Metadata-Version: 1.1
Name: randmag
Version: 1.2.0
Summary: Construct artifical MAGs from complete genomes according to distribution
Home-page: https://bitbucket.org/EricHugo/randmag
Author: Eric Hugoson
Author-email: eric@hugoson.org
License: GNU General Public License v3 or later (G  PLv3+)
Description: ==============
        **randMAG**
        ==============
        
        - Eric Hugoson (eric@hugoson.org / hugoson@evolbio.mpg.de / @EricHugo)
        
        
        Introduction
        --------------
        With an ever increasing rate of sequencing comes challenges in analysing the data.
        In particular, single-amplified genomes and metagenome assembled genomes (SAGs & MAGs) may
        prove challenging due to their propensity to be incomplete or contaminated
        with contigs from other genomes. Many tools exist to tackle the challenges at
        various stages of the analysis, but none are perfect.
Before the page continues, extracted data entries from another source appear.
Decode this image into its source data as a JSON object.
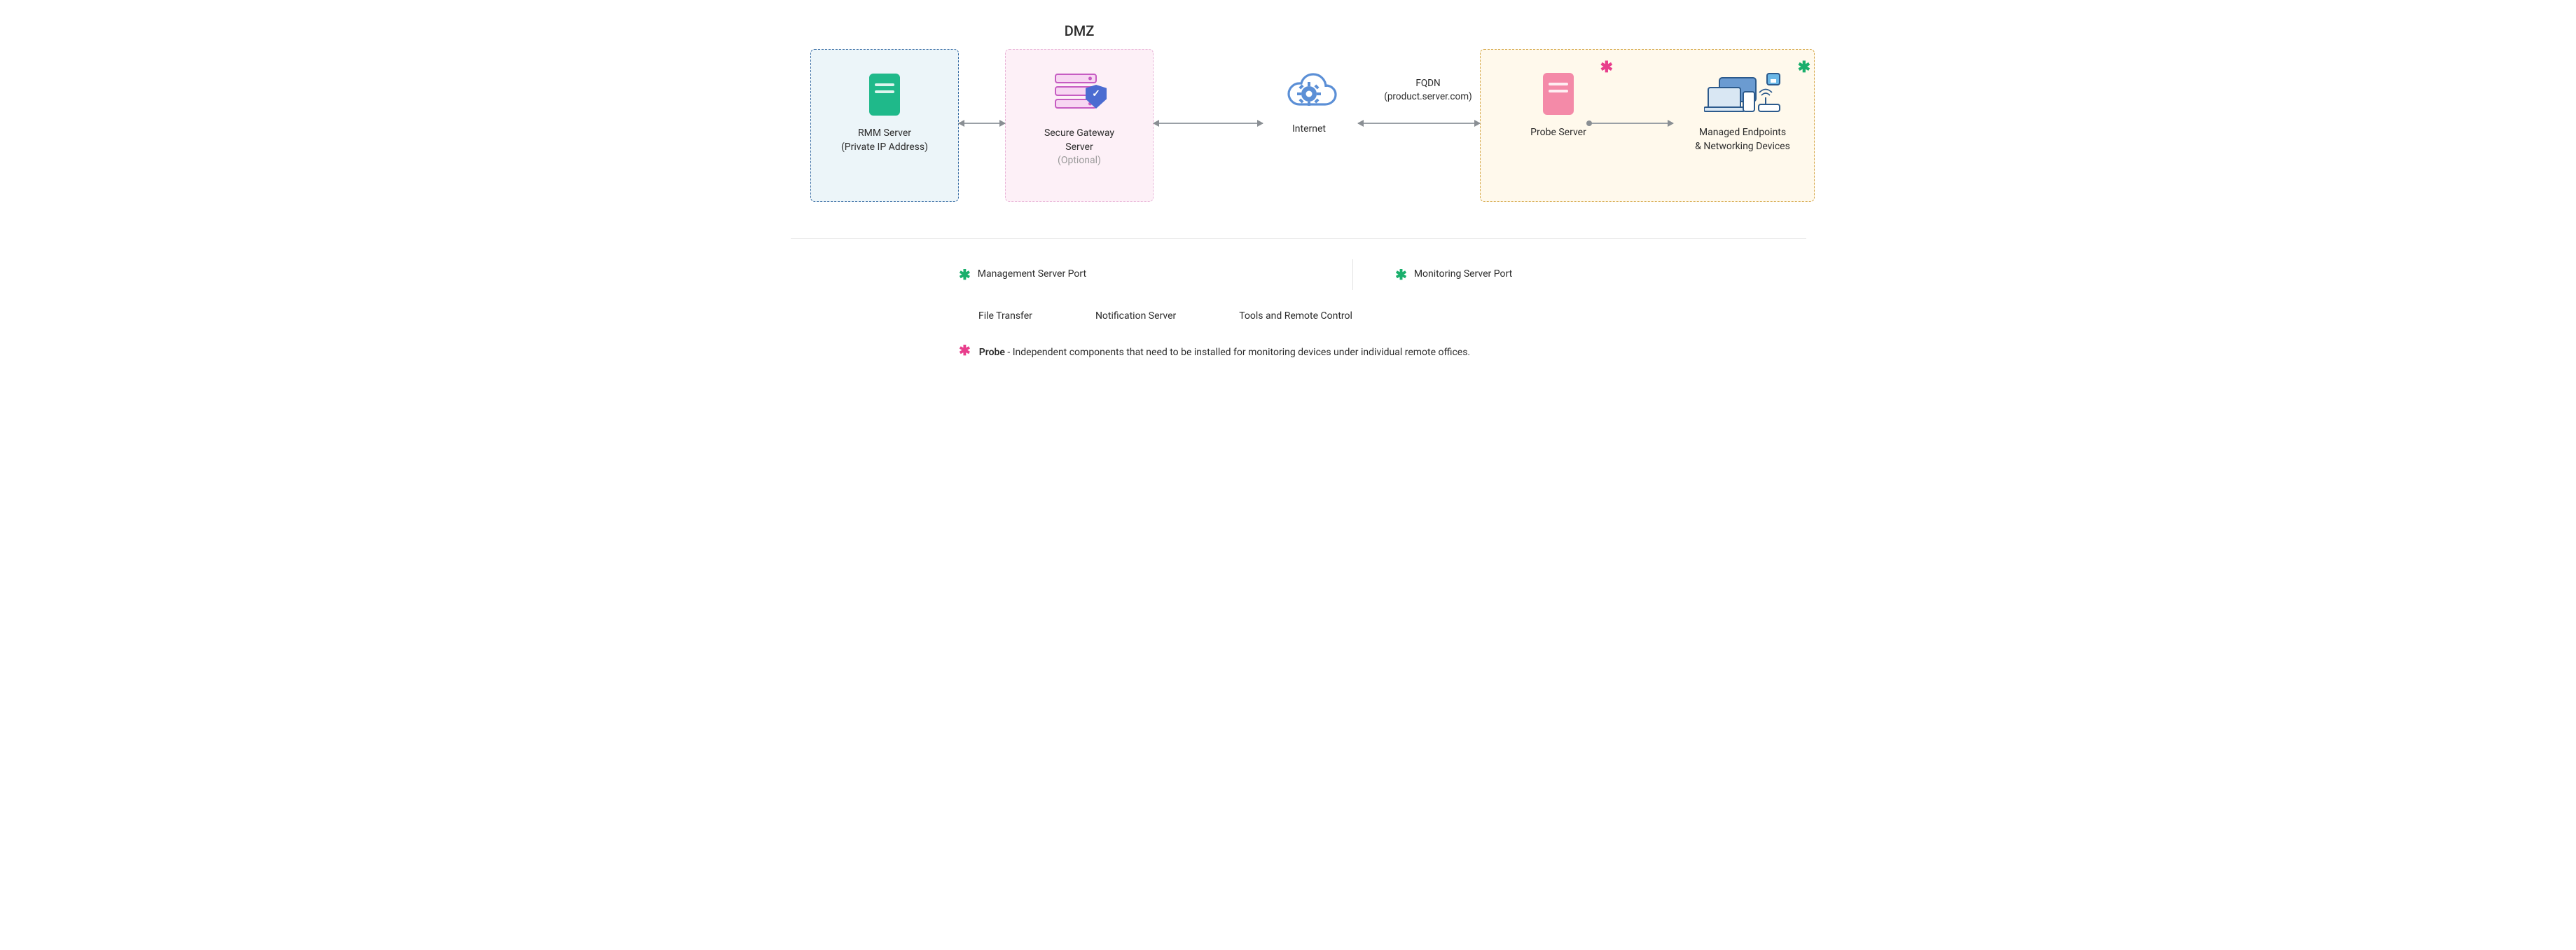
{
  "zones": {
    "dmz_title": "DMZ",
    "rmm": {
      "label_line1": "RMM Server",
      "label_line2": "(Private IP Address)"
    },
    "sgs": {
      "label_line1": "Secure Gateway",
      "label_line2": "Server",
      "optional": "(Optional)"
    },
    "internet": {
      "label": "Internet"
    },
    "fqdn": {
      "line1": "FQDN",
      "line2": "(product.server.com)"
    },
    "probe": {
      "label": "Probe Server"
    },
    "devices": {
      "label_line1": "Managed Endpoints",
      "label_line2": "& Networking Devices"
    }
  },
  "legend": {
    "management_port": "Management Server Port",
    "monitoring_port": "Monitoring Server Port",
    "file_transfer": "File Transfer",
    "notification_server": "Notification Server",
    "tools_remote": "Tools and Remote Control",
    "probe_note_label": "Probe",
    "probe_note_text": " - Independent components that need to be installed for monitoring devices under individual remote offices."
  },
  "colors": {
    "ast_pink": "#e83e8c",
    "ast_green": "#1aaf6c",
    "arrow": "#9aa0a6"
  }
}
In order to devise new
        tools methods for dealing with SAGs and MAGs the ability to simulate such data
        sets is paramount.
        
        randMAG is a slim software aimed at producing artificial MAGs or SAGs from existent
        complete genomes. randMAG produces randomised MAGs based on whole genomes provided, a
        distribution of contig lengths given, as well as desired completeness- and
        contamination levels.
        
        Packaged with randMAG is a file containing the lengths of 192243 contigs of 2284
        bacterial MAGs [1] from the Tara Oceans metagenomic survey.
        
        #. [TullyEtAl_2018]_
        
        Dependencies
        --------------
        Python (>=3.6)
        
        Python libraries
        ^^^^^^^^^^^^^^^^^^^
        If built from the PyPI package these will be installed automatically, otherwise can
        easily be installed using ``pip`` (`Install pip <https://pip.pypa.io/en/stable/installing/>`_).
        
        Required
        """"""""""""""""""
        - Biopython (>= 1.70)
        - Numpy (>= 1.13.1)
        - Matplotlib (>= 2.0.2)
        - SciPy (>= 1.1.0)
        - seaborn (>= 0.9.0)
        - pandas (>= 0.23.4)
        
        Positional arguments
        ^^^^^^^^^^^^^^^^^^^^^^^
        ::
        
            genome_tab            Genomes in .fna in list format
            distribution          Set of lengths to base the distribution on
        
        ``genome_tab`` should be a simple file with a list of genomes (nucleotide fasta files)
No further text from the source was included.